How to Monitor ECS Services — Health Checks, Alerts & Uptime

Running containers on Amazon ECS gives you scalability and operational simplicity — but it also moves health monitoring up the stack. With EC2, you knew the machine was alive if SSH worked. With ECS, you have tasks, services, target groups, and application logic all in play simultaneously. Any layer can fail independently.

This guide covers the four levels of ECS monitoring every production team needs, plus how to surface outages to your users through a public status page.

1. Container-level health checks

The first line of defence is the HEALTHCHECK instruction in your Dockerfile or thehealthCheck block in your ECS task definition. ECS uses this to determine whether a running container is actually ready to serve traffic.

# Dockerfile
HEALTHCHECK --interval=30s --timeout=5s --start-period=15s --retries=3 \
  CMD curl -f http://localhost:3000/api/health || exit 1

The equivalent in a task definition JSON looks like this:

"healthCheck": {
  "command": ["CMD-SHELL", "curl -f http://localhost:3000/api/health || exit 1"],
  "interval": 30,
  "timeout": 5,
  "retries": 3,
  "startPeriod": 15
}

When a container fails its health check three consecutive times, ECS marks the task as UNHEALTHY and replaces it. Setting startPeriod gives your app time to boot before checks begin — crucial for JVM services or apps that run migrations on startup.

Your health endpoint should verify real dependencies — database connectivity, cache reachability — not just return a static 200. A static response means the process is alive, not that the service works.

2. Service-level monitoring with CloudWatch

ECS emits service metrics to CloudWatch automatically. The two most important are:

RunningTaskCount — how many tasks are actually running vs. the desired count.
CPUUtilization / MemoryUtilization — task-level resource pressure that precedes crashes.

Create a CloudWatch alarm that fires when RunningTaskCount drops below your desired count:

aws cloudwatch put-metric-alarm \
  --alarm-name "ecs-running-task-count-low" \
  --namespace "AWS/ECS" \
  --metric-name RunningTaskCount \
  --dimensions Name=ClusterName,Value=prod Name=ServiceName,Value=api \
  --statistic Average \
  --period 60 \
  --evaluation-periods 2 \
  --threshold 1 \
  --comparison-operator LessThanThreshold \
  --alarm-actions arn:aws:sns:us-east-1:123:your-alerts-topic

Pair this with a MemoryUtilization > 85% alarm to catch containers approaching OOM before they crash.
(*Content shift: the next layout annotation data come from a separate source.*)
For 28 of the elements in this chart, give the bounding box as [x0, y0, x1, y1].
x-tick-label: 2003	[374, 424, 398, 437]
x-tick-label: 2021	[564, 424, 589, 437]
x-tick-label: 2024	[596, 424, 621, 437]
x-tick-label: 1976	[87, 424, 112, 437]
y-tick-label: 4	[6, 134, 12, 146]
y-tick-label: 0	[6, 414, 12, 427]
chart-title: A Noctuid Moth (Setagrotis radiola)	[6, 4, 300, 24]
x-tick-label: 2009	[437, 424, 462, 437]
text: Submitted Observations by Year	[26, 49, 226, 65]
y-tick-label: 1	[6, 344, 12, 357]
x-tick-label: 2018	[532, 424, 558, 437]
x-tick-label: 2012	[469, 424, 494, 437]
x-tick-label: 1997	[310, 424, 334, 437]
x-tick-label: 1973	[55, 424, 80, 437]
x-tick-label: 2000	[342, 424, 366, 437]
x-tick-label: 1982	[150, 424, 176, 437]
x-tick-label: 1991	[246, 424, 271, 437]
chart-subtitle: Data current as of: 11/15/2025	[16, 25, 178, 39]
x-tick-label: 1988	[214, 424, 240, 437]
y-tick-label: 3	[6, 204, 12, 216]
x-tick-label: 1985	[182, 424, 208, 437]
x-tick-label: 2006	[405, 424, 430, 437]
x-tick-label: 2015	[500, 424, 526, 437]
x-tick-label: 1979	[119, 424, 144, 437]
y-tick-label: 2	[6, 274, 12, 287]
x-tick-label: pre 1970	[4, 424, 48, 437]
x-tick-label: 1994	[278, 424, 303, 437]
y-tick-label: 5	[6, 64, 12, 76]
3. ALB target group health

If your ECS service sits behind an Application Load Balancer, the target group performs its own HTTP health checks independent of the container health check. A task must pass both to receive traffic.

Monitor the UnHealthyHostCount metric on your target group:

Navigate to EC2 → Load Balancers → your ALB → Target Groups.
Set a CloudWatch alarm when UnHealthyHostCount > 0 for 2 consecutive minutes.
Also monitor HTTPCode_Target_5XX_Count for application-level errors.

A common misconfiguration is setting the health check path to / when your app returns a redirect (302) at root. ALB expects 200–299 by default — configure the expected response codes to match your endpoint.

4. Synthetic external monitoring

CloudWatch alarms and task health checks tell you about internal state. They don't tell you whether your service is reachable from the internet — which is what your users actually experience.

External synthetic monitoring pings your public URL every 60 seconds and alerts you the moment it becomes unreachable, regardless of what ECS reports internally. This catches:

CloudFront misconfigurations that make your site unreachable even though ECS is healthy.
DNS propagation failures after Route 53 changes.
Security group or WAF rules that block external traffic.
SSL certificate issues causing connection errors before TLS handshake.

5. Communicating outages via a status page

Internal alerts are necessary but not sufficient. When your ECS service is down, your users are already impacted. Without a public status page, they have no way to know whether the issue is on their end or yours — so they open support tickets and lose trust.

A status page solves this by giving users a single URL to check. It should show:

Current status of each service (operational, degraded, down).
Active incidents with a timeline of investigation and resolution updates.
Historical uptime bars so users can see your track record.
An email subscription option for proactive notifications.

PulseRadar handles all of this automatically. Add your ECS service health endpoint as a monitor, and when consecutive checks fail, an incident is opened and your subscribers are notified — without any manual intervention from your team.

Summary: ECS monitoring checklist

Container HEALTHCHECK with a real dependency probe (not a static 200).
CloudWatch alarm on RunningTaskCount dropping below desired count.
CloudWatch alarm on MemoryUtilization > 85%.
ALB target group alarm on UnHealthyHostCount > 0.
External synthetic monitor pinging your public URL every 60 seconds.
Public status page with incident management and subscriber notifications.

Combining these layers means you hear about ECS service degradation before your users do — and when something does go wrong, you have the tooling to communicate it clearly and rebuild trust.